England's glamorous group of wives and partners, headed by Nancy Dell'Olio and Victoria Beckham, will be lodged in the plush Brenner's Park Hotel, Baden Baden. Not to be outdone, this one is the 'Spa of Spas' where a manicure costs 50 euros and a "black and white four-handed massage" 280 euros. Sven's policy of creating a relaxed team environment means they will see their other halves the night following England's matches. Mark's wife Janet and his two lads Jake, 11 and Ben, 5 are staying at home. For the first time, Mark is downbeat: "In 15, 16 years, it's the longest we've been apart.
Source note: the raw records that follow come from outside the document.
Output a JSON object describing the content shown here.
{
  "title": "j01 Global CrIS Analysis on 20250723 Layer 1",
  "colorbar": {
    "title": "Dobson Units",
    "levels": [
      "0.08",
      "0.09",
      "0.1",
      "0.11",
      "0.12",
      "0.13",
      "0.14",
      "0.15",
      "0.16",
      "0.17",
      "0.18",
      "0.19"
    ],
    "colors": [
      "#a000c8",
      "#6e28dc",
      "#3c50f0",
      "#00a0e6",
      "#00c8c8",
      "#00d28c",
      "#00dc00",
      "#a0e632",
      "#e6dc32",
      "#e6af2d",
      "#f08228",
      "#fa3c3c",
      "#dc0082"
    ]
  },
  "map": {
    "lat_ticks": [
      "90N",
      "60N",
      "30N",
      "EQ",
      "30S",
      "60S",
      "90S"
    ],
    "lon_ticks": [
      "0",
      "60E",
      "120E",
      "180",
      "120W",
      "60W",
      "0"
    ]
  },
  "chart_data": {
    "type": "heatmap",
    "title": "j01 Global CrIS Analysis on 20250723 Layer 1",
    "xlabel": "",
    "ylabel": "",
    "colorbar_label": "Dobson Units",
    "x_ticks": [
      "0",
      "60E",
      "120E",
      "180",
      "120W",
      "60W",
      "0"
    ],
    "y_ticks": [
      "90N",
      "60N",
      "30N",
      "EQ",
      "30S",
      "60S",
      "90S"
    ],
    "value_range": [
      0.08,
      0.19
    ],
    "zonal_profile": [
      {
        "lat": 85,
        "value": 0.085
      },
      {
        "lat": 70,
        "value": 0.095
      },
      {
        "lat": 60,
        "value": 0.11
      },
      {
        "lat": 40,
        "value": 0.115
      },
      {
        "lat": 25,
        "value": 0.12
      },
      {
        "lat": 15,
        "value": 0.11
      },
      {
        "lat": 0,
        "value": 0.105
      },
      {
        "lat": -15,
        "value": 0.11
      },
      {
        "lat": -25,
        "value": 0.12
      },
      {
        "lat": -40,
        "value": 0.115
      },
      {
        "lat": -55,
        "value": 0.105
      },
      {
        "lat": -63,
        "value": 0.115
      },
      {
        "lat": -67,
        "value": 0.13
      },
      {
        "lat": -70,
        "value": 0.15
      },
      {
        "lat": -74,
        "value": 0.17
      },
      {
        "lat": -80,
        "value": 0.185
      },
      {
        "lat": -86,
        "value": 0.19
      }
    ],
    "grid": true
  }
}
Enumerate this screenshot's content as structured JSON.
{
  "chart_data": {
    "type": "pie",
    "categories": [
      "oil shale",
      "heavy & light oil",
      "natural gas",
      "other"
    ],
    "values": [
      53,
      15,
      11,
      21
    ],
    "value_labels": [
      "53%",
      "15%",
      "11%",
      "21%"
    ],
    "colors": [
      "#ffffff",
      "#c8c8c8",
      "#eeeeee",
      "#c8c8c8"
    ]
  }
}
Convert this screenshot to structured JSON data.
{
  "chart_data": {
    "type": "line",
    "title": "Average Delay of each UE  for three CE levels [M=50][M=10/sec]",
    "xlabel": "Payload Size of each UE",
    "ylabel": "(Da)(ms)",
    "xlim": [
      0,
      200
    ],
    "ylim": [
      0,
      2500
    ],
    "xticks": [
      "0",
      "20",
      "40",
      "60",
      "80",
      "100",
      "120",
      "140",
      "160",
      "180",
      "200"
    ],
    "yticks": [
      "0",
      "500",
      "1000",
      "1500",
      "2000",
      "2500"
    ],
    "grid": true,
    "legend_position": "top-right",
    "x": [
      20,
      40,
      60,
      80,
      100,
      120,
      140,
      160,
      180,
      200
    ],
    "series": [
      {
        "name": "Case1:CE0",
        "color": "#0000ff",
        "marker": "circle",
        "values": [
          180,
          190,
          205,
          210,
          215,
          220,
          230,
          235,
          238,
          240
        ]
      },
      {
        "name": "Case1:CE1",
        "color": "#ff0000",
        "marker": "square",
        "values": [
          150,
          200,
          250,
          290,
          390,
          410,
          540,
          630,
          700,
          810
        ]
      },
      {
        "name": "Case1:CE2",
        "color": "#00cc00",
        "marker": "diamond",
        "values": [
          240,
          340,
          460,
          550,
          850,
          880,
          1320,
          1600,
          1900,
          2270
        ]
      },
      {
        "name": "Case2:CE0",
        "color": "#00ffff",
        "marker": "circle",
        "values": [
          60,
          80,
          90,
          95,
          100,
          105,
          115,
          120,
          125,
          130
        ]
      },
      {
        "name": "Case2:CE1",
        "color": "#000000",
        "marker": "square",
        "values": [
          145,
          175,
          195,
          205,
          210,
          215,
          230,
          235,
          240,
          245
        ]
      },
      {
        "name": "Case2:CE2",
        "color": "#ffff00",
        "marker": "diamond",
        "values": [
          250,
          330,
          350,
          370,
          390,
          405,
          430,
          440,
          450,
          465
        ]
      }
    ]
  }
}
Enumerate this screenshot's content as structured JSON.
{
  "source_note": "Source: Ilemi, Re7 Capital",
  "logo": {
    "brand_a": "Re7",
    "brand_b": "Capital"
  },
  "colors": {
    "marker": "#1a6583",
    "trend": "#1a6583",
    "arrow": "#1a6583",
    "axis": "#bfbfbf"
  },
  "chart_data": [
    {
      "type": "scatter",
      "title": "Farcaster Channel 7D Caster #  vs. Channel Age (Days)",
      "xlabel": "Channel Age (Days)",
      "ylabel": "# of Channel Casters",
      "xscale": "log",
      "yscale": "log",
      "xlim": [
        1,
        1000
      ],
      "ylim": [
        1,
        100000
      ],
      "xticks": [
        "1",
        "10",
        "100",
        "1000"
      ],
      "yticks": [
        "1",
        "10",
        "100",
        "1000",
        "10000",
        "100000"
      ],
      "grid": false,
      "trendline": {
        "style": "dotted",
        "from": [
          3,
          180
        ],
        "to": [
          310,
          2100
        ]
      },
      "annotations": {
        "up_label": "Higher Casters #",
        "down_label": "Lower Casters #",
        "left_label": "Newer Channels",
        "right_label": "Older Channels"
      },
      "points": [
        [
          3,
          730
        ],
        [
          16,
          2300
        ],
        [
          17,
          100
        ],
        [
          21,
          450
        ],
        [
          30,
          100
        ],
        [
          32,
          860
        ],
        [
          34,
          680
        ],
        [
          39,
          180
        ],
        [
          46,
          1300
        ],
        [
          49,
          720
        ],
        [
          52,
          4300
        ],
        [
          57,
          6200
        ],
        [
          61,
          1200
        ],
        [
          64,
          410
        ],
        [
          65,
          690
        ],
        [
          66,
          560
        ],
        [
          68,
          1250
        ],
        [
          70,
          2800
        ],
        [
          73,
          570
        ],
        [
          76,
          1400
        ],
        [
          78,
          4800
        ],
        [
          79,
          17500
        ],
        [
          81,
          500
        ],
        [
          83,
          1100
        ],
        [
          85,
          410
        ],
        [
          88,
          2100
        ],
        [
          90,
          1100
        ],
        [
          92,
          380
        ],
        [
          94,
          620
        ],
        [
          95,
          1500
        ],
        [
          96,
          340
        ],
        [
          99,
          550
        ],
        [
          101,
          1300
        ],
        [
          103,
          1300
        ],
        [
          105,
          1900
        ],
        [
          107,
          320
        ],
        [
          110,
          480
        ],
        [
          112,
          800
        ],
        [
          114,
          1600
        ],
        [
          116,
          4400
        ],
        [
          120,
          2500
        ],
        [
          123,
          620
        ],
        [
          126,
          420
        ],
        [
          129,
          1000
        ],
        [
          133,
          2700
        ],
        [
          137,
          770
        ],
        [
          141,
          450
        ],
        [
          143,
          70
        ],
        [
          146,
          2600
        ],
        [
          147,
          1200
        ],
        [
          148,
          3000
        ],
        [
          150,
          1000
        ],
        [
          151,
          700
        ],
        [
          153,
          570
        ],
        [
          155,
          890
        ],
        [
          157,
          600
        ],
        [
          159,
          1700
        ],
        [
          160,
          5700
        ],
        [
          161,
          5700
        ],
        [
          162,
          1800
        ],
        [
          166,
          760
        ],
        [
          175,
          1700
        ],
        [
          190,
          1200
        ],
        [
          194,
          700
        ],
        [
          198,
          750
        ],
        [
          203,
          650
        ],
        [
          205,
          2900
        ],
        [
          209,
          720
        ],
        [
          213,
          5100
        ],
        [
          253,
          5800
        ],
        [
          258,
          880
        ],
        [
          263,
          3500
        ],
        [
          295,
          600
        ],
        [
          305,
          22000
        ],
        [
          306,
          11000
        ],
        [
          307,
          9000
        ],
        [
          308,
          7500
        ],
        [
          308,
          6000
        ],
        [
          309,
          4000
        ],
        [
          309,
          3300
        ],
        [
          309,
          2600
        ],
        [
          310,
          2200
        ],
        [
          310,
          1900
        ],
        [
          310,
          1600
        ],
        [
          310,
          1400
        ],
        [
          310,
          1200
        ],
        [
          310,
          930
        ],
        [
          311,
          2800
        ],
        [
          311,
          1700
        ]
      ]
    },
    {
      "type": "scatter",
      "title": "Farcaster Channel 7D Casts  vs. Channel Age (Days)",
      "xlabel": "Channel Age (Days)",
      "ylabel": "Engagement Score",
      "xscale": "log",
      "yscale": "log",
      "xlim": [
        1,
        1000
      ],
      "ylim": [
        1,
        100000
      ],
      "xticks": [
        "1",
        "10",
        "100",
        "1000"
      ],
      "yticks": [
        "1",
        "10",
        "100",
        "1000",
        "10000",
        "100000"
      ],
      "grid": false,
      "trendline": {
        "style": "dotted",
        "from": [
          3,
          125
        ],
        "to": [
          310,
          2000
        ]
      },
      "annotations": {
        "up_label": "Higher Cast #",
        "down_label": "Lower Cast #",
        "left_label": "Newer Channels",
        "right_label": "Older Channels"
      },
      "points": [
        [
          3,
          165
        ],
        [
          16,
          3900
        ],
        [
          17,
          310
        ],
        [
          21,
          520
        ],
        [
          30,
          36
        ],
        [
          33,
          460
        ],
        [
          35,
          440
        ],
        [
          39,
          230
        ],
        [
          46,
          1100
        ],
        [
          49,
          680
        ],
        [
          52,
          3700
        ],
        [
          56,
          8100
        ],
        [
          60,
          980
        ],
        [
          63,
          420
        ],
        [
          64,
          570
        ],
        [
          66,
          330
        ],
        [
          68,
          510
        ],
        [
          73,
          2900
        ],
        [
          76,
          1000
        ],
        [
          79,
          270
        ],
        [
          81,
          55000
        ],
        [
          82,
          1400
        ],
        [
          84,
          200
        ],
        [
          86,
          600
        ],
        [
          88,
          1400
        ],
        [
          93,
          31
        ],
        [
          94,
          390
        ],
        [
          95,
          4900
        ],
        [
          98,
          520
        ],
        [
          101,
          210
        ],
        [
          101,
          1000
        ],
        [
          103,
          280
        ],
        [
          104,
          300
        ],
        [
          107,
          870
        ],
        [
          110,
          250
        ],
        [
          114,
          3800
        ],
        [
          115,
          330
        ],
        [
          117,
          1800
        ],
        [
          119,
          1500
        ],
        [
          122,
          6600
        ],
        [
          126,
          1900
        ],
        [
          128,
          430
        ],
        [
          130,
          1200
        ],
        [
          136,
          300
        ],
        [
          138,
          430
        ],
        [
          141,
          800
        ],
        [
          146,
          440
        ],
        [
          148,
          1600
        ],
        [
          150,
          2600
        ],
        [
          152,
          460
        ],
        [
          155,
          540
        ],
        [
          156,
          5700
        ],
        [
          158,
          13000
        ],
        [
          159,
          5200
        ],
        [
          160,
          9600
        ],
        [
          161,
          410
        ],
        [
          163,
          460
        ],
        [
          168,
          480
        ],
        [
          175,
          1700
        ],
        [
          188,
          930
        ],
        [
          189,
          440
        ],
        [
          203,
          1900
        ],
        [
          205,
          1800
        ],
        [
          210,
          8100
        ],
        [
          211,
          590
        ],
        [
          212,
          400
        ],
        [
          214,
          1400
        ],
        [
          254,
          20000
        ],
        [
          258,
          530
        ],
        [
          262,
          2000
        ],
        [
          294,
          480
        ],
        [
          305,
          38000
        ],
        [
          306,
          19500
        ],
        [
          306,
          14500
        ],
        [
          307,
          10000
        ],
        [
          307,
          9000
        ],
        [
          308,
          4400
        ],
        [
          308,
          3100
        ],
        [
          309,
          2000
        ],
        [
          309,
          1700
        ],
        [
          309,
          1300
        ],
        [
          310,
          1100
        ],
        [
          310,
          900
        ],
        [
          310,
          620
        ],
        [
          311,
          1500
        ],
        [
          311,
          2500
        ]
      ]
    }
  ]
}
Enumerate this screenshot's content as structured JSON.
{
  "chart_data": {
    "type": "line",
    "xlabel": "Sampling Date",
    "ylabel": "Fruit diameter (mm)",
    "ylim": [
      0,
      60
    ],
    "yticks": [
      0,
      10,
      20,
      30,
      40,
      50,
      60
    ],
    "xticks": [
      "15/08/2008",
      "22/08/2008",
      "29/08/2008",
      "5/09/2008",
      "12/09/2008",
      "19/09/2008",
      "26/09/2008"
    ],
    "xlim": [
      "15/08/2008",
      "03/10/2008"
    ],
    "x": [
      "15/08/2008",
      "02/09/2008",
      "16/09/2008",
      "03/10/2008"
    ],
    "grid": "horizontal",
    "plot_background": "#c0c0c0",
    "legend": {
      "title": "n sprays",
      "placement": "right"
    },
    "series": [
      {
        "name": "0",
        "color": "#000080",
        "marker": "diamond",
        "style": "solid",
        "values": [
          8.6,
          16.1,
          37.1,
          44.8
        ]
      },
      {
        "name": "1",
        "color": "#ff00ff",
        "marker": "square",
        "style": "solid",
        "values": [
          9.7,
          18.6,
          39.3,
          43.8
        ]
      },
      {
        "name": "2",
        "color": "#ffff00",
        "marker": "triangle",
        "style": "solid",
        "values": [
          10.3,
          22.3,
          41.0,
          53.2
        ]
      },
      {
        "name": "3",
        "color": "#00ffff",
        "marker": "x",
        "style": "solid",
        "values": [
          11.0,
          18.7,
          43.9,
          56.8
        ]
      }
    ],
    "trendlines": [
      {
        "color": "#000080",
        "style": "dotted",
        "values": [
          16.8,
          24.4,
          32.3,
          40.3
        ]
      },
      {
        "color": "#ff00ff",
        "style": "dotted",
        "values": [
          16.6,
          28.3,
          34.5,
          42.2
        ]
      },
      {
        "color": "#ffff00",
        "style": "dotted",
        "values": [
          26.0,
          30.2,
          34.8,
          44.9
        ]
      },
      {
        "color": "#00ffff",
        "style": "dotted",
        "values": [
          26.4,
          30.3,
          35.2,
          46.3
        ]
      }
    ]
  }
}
I'm going to miss my family incredibly, can't put into words what it's going to be like. There'll be a phone call every day, maybe twice if she's lucky. And I might jump on a plane for a surprise visit." Ted's girlfriend Linda and her son Dominic, 10, might fly out for a weekend.


David Beckham is sent off in World Cup qualifier against Austria at Old Trafford
The fans
England fan in an England shirt

It's a well-documented 40 years since England's players lifted the World Cup. More than for a long time, it's the moment to banish the banter that they're overpaid show ponies. The scrutiny will be intense as Sven's chosen formation is examined. Can Liverpool's Gerrard do for his country what he turned in for his club? Will Rooney play? Can Beckham keep his sporting passions within the rules? Like an old married couple, Mark and Ted "bicker but never fall out". Both admit to untidiness. Between the beers, sausages, pies, T-shirts, two companions and six plastic people, they will have much to squeeze in the van. Mark's feet smell, but he says Ted accepts it. Their friend Dave Smith will also travel but has been banished to another campervan on account of his snoring "like an earthquake in the room".


David Beckham promoting sunglasses
The fans
Fan friendship sticker on the van

The team play for pride but also money. England's 1966 squad collected a 1,000 bonus for lifting the World Cup. What today's players would get is undisclosed, but they are paid for each match. Personal success in the tournament can only boost the brand of stars like Beckham, worth an estimated 17m a year, and Rooney, 11.2m. Mark is an engineer but now works as a buyer and seller. Ted is a joiner. They've clinched sponsorship deals for the van, have petrol and campsite fees covered. But they are taking a month off work to follow England and spread fan friendship around Germany. The longer England stay in, the more it will cost them.